Paradise: Love is a provocative film that does not hold back from showing harsh realities that are as hard to look away from as they are to look at.
Paradise: Love
Ulrich Seidl packs a punch full of irony in Paradise: Love where neither paradise nor love is anywhere to be found. On display instead is a voyeuristic view of a shy woman in search of love who goes wild and ends up on both sides of exploitation. There is some repetition in the film as naked men and women prance around as slaves to one another, but the images never leave you and the message registers loud and clear. Even though the film is the first installment of a trilogy, a fact that I was unaware of when I first saw it at the Chicago International Film Festival, Paradise: Love can easily stand on its own.
Paradise: Love starts off with a bang, literally, as a group of autistic people slam into one another with bumper cars. The sequence is a powerful one and serves as a bit of irony when the main character preaches to the drivers to not get too wild, then later in film goes wild herself. A large amount of screaming is heard from people in the bumper cars but it appears to be out of pure pleasure, the result is an excellent display of our instinctive human desire to achieve fulfillment. And that ends up being one of the major themes of the film.
At the heart of the film is an overweight Austrian woman named Teresa who travels to the paradise beaches of Kenya to get a break from her daily grind. When she arrives at her beachside hotel, Teresa’s neat-freak personality is shown when she uses spray to disinfect everything in her room. Teresa and the rest of the vacationers stick out like sore thumbs as the close-knit group of women are all overweight and light skinned in a sea of thin dark skinned males. But unlike the other Austrian women of the group who flaunt their money around and treat the locals as their own personal sex slaves, Teresa is shy around them and is more concerned with relaxing on the beach by herself.
However, her innocence does not last long, which leads into to the other theme of the film, exploitation. Teresa is annoyed when all of the men harass her as she tries to walk the beaches, trying to sell her jewelry and claiming to give her the best deals. One man tries to seduce her but she denies him by saying that he does not love her – finally exposing what she is ultimately perusing, love. Slowly she begins to accept and even embrace the attention they give her by using her money to love. But the question that lingers is what happens when she has no money left to give?
A transformation is easily seen as the same woman who was disinfecting her room at the beginning is seen rolling around naked in it by the end of the film. The same woman who refused to have sex with a man because she did not feel loved forgoes her restraints after she realizes how much power she has. She uses the locals to fulfill her desires and they use her for her money, the common ground is that everyone is treated like an object.

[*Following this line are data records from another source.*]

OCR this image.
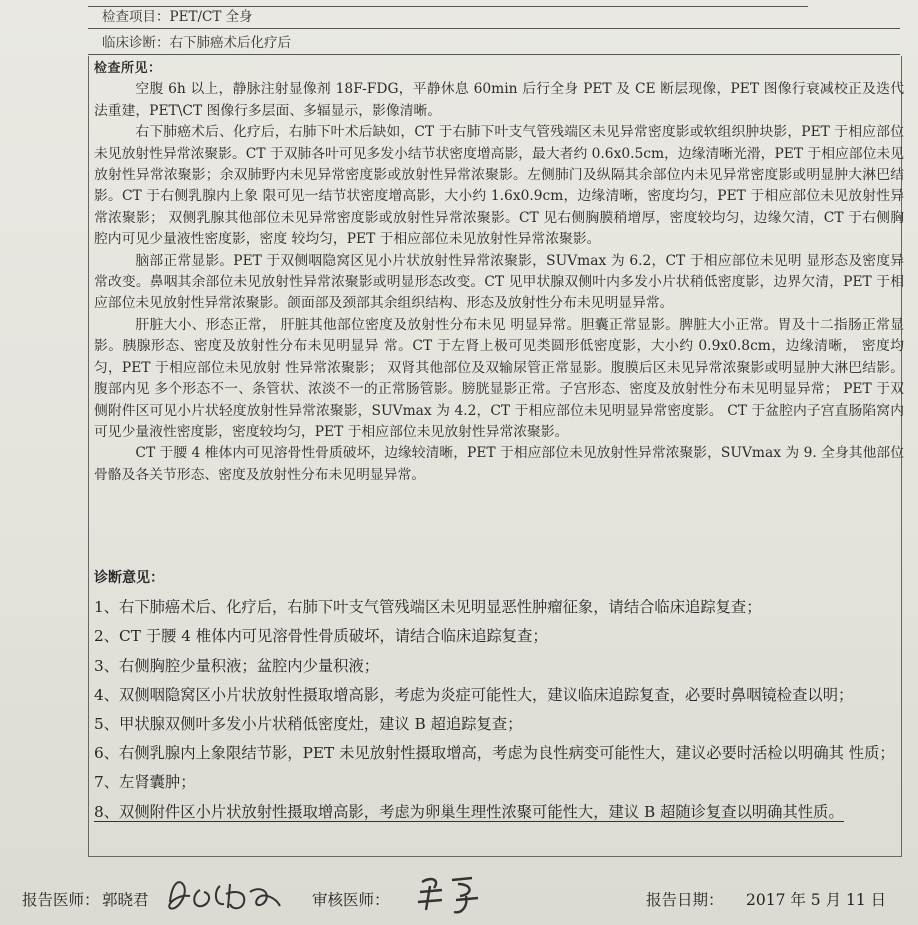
检查项目：PET/CT 全身
临床诊断：右下肺癌术后化疗后

检查所见：

空腹 6h 以上，静脉注射显像剂 18F-FDG，平静休息 60min 后行全身 PET 及 CE 断层现像，PET 图像行衰减校正及迭代法重建，PET\CT 图像行多层面、多辐显示，影像清晰。

右下肺癌术后、化疗后，右肺下叶术后缺如，CT 于右肺下叶支气管残端区未见异常密度影或软组织肿块影，PET 于相应部位未见放射性异常浓聚影。CT 于双肺各叶可见多发小结节状密度增高影，最大者约 0.6x0.5cm，边缘清晰光滑，PET 于相应部位未见放射性异常浓聚影；余双肺野内未见异常密度影或放射性异常浓聚影。左侧肺门及纵隔其余部位内未见异常密度影或明显肿大淋巴结影。CT 于右侧乳腺内上象 限可见一结节状密度增高影，大小约 1.6x0.9cm，边缘清晰，密度均匀，PET 于相应部位未见放射性异常浓聚影； 双侧乳腺其他部位未见异常密度影或放射性异常浓聚影。CT 见右侧胸膜稍增厚，密度较均匀，边缘欠清，CT 于右侧胸腔内可见少量液性密度影，密度 较均匀，PET 于相应部位未见放射性异常浓聚影。

脑部正常显影。PET 于双侧咽隐窝区见小片状放射性异常浓聚影，SUVmax 为 6.2，CT 于相应部位未见明 显形态及密度异常改变。鼻咽其余部位未见放射性异常浓聚影或明显形态改变。CT 见甲状腺双侧叶内多发小片状稍低密度影，边界欠清，PET 于相应部位未见放射性异常浓聚影。颌面部及颈部其余组织结构、形态及放射性分布未见明显异常。

肝脏大小、形态正常， 肝脏其他部位密度及放射性分布未见 明显异常。胆囊正常显影。脾脏大小正常。胃及十二指肠正常显影。胰腺形态、密度及放射性分布未见明显异 常。CT 于左肾上极可见类圆形低密度影，大小约 0.9x0.8cm，边缘清晰， 密度均匀，PET 于相应部位未见放射 性异常浓聚影； 双肾其他部位及双输尿管正常显影。腹膜后区未见异常浓聚影或明显肿大淋巴结影。腹部内见 多个形态不一、条管状、浓淡不一的正常肠管影。膀胱显影正常。子宫形态、密度及放射性分布未见明显异常； PET 于双侧附件区可见小片状轻度放射性异常浓聚影，SUVmax 为 4.2，CT 于相应部位未见明显异常密度影。 CT 于盆腔内子宫直肠陷窝内可见少量液性密度影，密度较均匀，PET 于相应部位未见放射性异常浓聚影。

CT 于腰 4 椎体内可见溶骨性骨质破坏，边缘较清晰，PET 于相应部位未见放射性异常浓聚影，SUVmax 为 9. 全身其他部位骨骼及各关节形态、密度及放射性分布未见明显异常。

诊断意见：

1、右下肺癌术后、化疗后，右肺下叶支气管残端区未见明显恶性肿瘤征象，请结合临床追踪复查；

2、CT 于腰 4 椎体内可见溶骨性骨质破坏，请结合临床追踪复查；

3、右侧胸腔少量积液；盆腔内少量积液；

4、双侧咽隐窝区小片状放射性摄取增高影，考虑为炎症可能性大，建议临床追踪复查，必要时鼻咽镜检查以明；

5、甲状腺双侧叶多发小片状稍低密度灶，建议 B 超追踪复查；

6、右侧乳腺内上象限结节影，PET 未见放射性摄取增高，考虑为良性病变可能性大，建议必要时活检以明确其 性质；

7、左肾囊肿；

8、双侧附件区小片状放射性摄取增高影，考虑为卵巢生理性浓聚可能性大，建议 B 超随诊复查以明确其性质。

报告医师： 郭晓君	审核医师：	报告日期： 2017 年 5 月 11 日
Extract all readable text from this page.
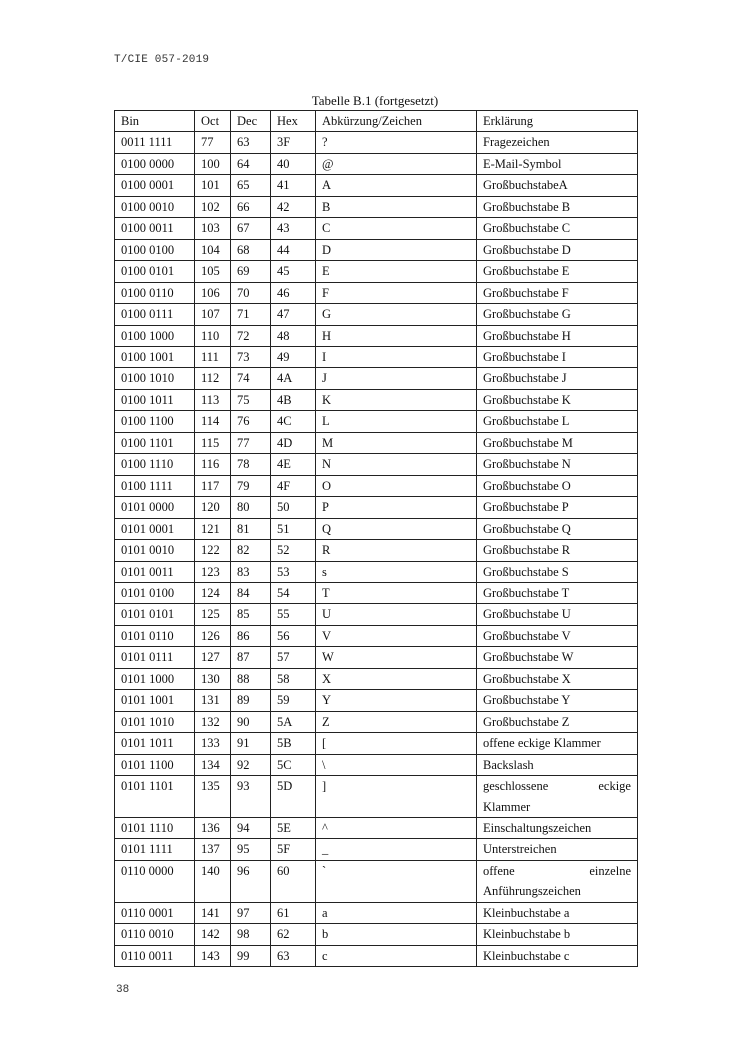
T/CIE 057-2019
Tabelle B.1 (fortgesetzt)
Bin	Oct	Dec	Hex	Abkürzung/Zeichen	Erklärung
0011 1111	77	63	3F	?	Fragezeichen
0100 0000	100	64	40	@	E-Mail-Symbol
0100 0001	101	65	41	A	GroßbuchstabeA
0100 0010	102	66	42	B	Großbuchstabe B
0100 0011	103	67	43	C	Großbuchstabe C
0100 0100	104	68	44	D	Großbuchstabe D
0100 0101	105	69	45	E	Großbuchstabe E
0100 0110	106	70	46	F	Großbuchstabe F
0100 0111	107	71	47	G	Großbuchstabe G
0100 1000	110	72	48	H	Großbuchstabe H
0100 1001	111	73	49	I	Großbuchstabe I
0100 1010	112	74	4A	J	Großbuchstabe J
0100 1011	113	75	4B	K	Großbuchstabe K
0100 1100	114	76	4C	L	Großbuchstabe L
0100 1101	115	77	4D	M	Großbuchstabe M
0100 1110	116	78	4E	N	Großbuchstabe N
0100 1111	117	79	4F	O	Großbuchstabe O
0101 0000	120	80	50	P	Großbuchstabe P
0101 0001	121	81	51	Q	Großbuchstabe Q
0101 0010	122	82	52	R	Großbuchstabe R
0101 0011	123	83	53	s	Großbuchstabe S
0101 0100	124	84	54	T	Großbuchstabe T
0101 0101	125	85	55	U	Großbuchstabe U
0101 0110	126	86	56	V	Großbuchstabe V
0101 0111	127	87	57	W	Großbuchstabe W
0101 1000	130	88	58	X	Großbuchstabe X
0101 1001	131	89	59	Y	Großbuchstabe Y
0101 1010	132	90	5A	Z	Großbuchstabe Z
0101 1011	133	91	5B	[	offene eckige Klammer
0101 1100	134	92	5C	\	Backslash
0101 1101	135	93	5D	]	geschlossene eckige
Klammer
0101 1110	136	94	5E	^	Einschaltungszeichen
0101 1111	137	95	5F	_	Unterstreichen
0110 0000	140	96	60	`	offene einzelne
Anführungszeichen
0110 0001	141	97	61	a	Kleinbuchstabe a
0110 0010	142	98	62	b	Kleinbuchstabe b
0110 0011	143	99	63	c	Kleinbuchstabe c
38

The picturesque scenery of sandy beaches and clear waters gives the illusion of paradise but serves as a great juxtaposition to the monstrosity that unfolds. And there is a lot of that going on in this film. As with most of Seidl’s films, Paradise: Love is a provocative film that does not hold back from showing harsh realities that are as hard to look away from as they are to look at. The film itself is incredibly simple and easy to follow, but what it captures are complex themes found in human nature. In Paradise: Love, Seidl explores areas that others either refuse or are simply too afraid to explore.